On a envie de tout miser sans attendre sur ce précoce songwriter, paysagiste folk déjà virtuose des nuances. Bluffant.


Entamer sa carrière à 17 ans sous le haut parrainage de Sufjan Stevens, il y a pire comme pedigree ou carte de visite… D’emblée, le songwriter brooklinois Will Stratton a quelques coups d’avance sur la concurrence : Post-Empire est déjà son quatrième album alors qu’il n’a que 25 ans. Ses trois premiers opus sont restés jusqu’ici confidentiels mais lui ont permis de se faire progressivement un nom au sein de la scène bouillonnante de la Big Apple.
Post-Empire signifie qu’il est maintenant l’heure pour lui de larguer les amarres pour conquérir de nouvelles terres. En France, c’est le label bordelais Talitres, insatiable dénicheur, qui lui ouvre chaleureusement sa porte. C’est qu’on sait recevoir chez Talitres, et pas n’importe qui : jadis The National et Destroyer, aujourd’hui Maison Neuve et Idaho, bientôt The Apartments… Will Stratton s’inscrit dans cette famille de musiciens qui, on le présage dès la première écoute, est capable d’accomplir de grandes choses, pourvu qu’on lui laisse prendre maturation…

William Stratton est assurément un musicien éveillé. Et c’est souvent le cas, la curiosité va de pair avec cette précocité. Dès son premier album, son intérêt se porte sur les pièces minimalistes du Californien David Lang ou encore le défunt compositeur Morton Feldman, maître des musiques aléatoires. Stratton est aussi un six-cordistes intrigant. Son jeu de picking impulsif, à la beauté désordonnée, met en exergue une technique fauviste apprise en décryptant les tablatures et accordages tordus de l’ancien John Fahey.

Pourtant, Post-Empire est une Å“uvre totale, calculée, dont le pointillisme extrême des orchestrations lui a déjà valu d’être comparée par certains critiques au Eureka de Jim O’Rourke. Point de vue que l’on partage, et auquel il faut ajouter sans rougir le parrain Stufjan Stevens période Illinoise, grand colonisateur de la folk du XXIe siècle (tous deux détiennent d’ailleurs le même grain de voix angélique).

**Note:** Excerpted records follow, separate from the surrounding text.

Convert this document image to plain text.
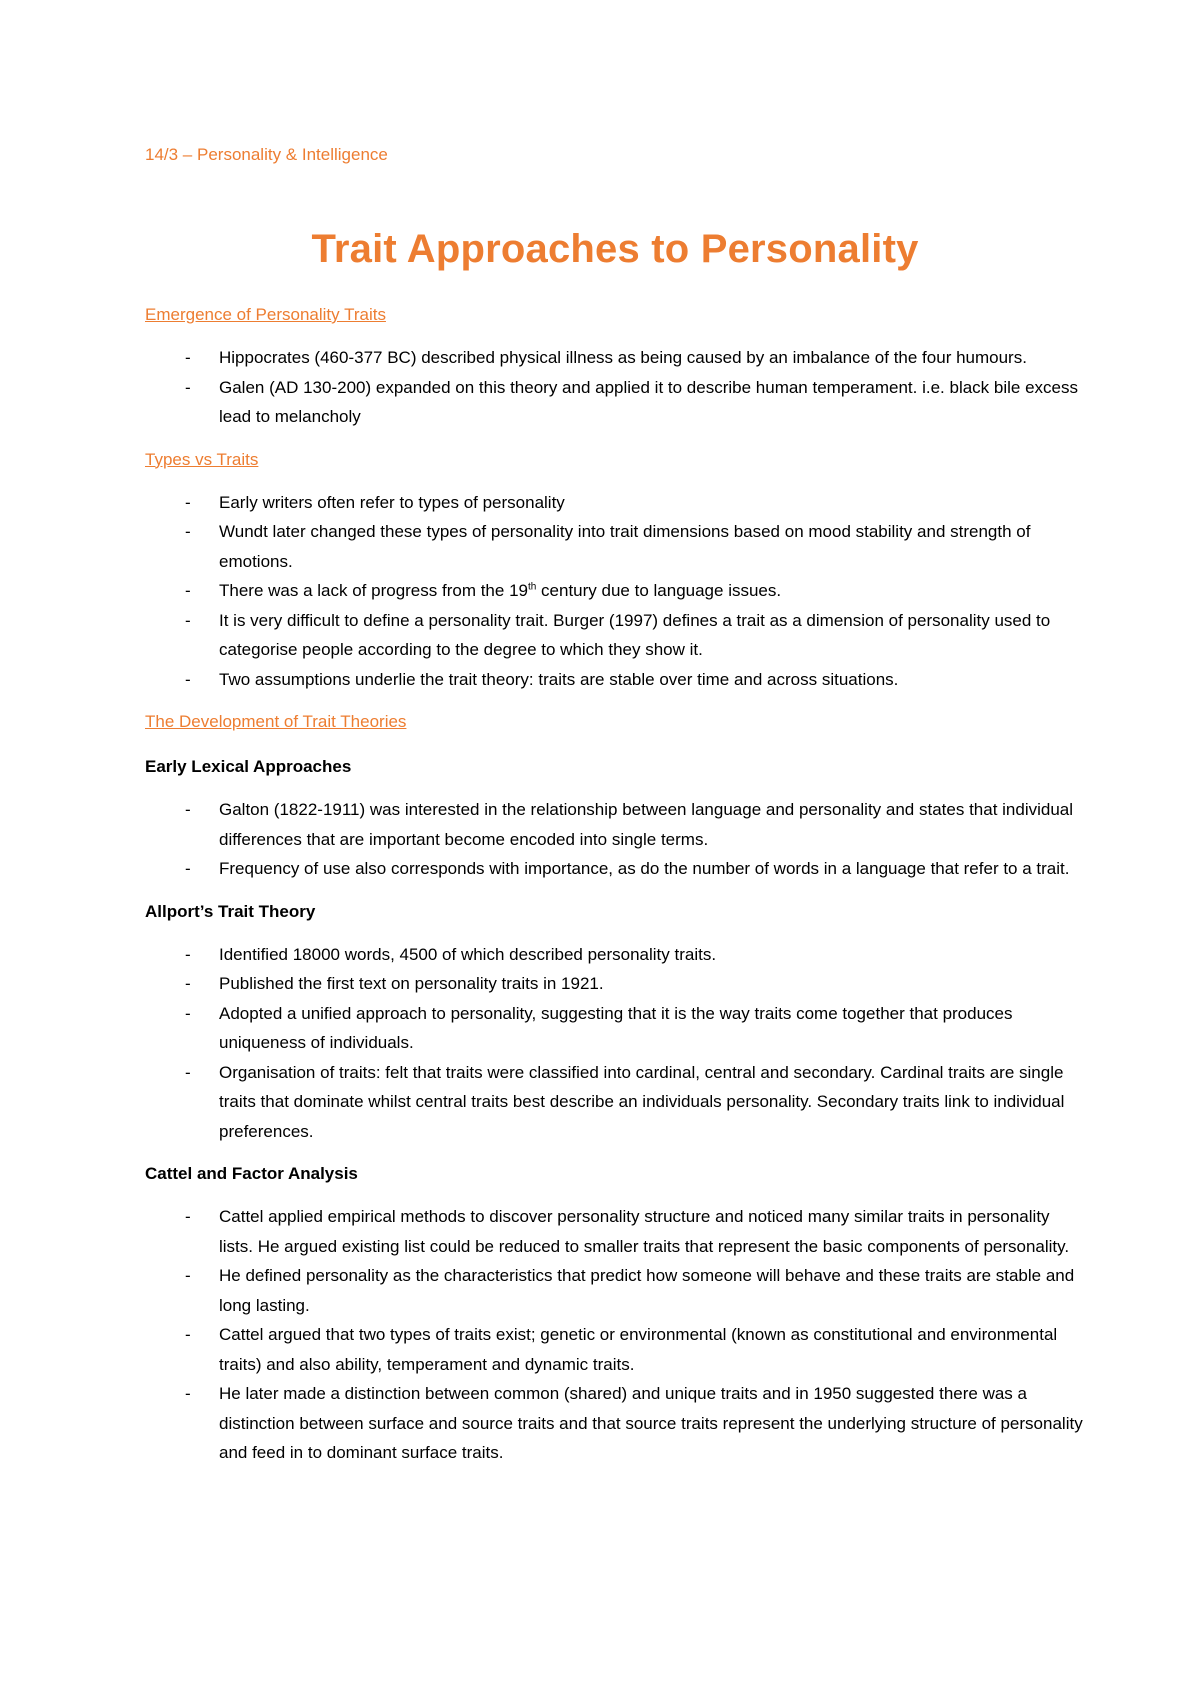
14/3 – Personality & Intelligence

Trait Approaches to Personality

Emergence of Personality Traits

- Hippocrates (460-377 BC) described physical illness as being caused by an imbalance of the four humours.
- Galen (AD 130-200) expanded on this theory and applied it to describe human temperament. i.e. black bile excess lead to melancholy

Types vs Traits

- Early writers often refer to types of personality
- Wundt later changed these types of personality into trait dimensions based on mood stability and strength of emotions.
- There was a lack of progress from the 19th century due to language issues.
- It is very difficult to define a personality trait. Burger (1997) defines a trait as a dimension of personality used to categorise people according to the degree to which they show it.
- Two assumptions underlie the trait theory: traits are stable over time and across situations.

The Development of Trait Theories

Early Lexical Approaches

- Galton (1822-1911) was interested in the relationship between language and personality and states that individual differences that are important become encoded into single terms.
- Frequency of use also corresponds with importance, as do the number of words in a language that refer to a trait.

Allport’s Trait Theory

- Identified 18000 words, 4500 of which described personality traits.
- Published the first text on personality traits in 1921.
- Adopted a unified approach to personality, suggesting that it is the way traits come together that produces uniqueness of individuals.
- Organisation of traits: felt that traits were classified into cardinal, central and secondary. Cardinal traits are single traits that dominate whilst central traits best describe an individuals personality. Secondary traits link to individual preferences.

Cattel and Factor Analysis

- Cattel applied empirical methods to discover personality structure and noticed many similar traits in personality lists. He argued existing list could be reduced to smaller traits that represent the basic components of personality.
- He defined personality as the characteristics that predict how someone will behave and these traits are stable and long lasting.
- Cattel argued that two types of traits exist; genetic or environmental (known as constitutional and environmental traits) and also ability, temperament and dynamic traits.
- He later made a distinction between common (shared) and unique traits and in 1950 suggested there was a distinction between surface and source traits and that source traits represent the underlying structure of personality and feed in to dominant surface traits.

L’écoute de Post-Empire doit demeurer constamment sur le qui-vive, car différentes dimensions sonores cohabitent au sein d’un même espace : cordes et piano tourbillonnants, Field recordings, drones et dissonances étranges… avec toujours une conscience folk en épicentre de ce monde, grouillant et mystérieux, beau et rêche à la fois. Autant de pistes sciemment brouillées, mélodies rompues à l’élégance et de passerelles ouvertes vers le passé (le solitaire « If You Wait Long Enough », modèle de folksong moderne) qui font avancer à l’aveugle l’auditeur tout le long de ce Post-Empire déboussolant – et de lui développer en contrepartie l’ouïe de manière exponentielle. Issu de cette génération, on ne voit guère qu’un autre New Yorkais, Daniel Rossen capable de telles torsions folks. Post-Empire a beau être incroyablement dense, Will Stratton donne l’assurance de n’être qu’au début de son voyage. Bonne route.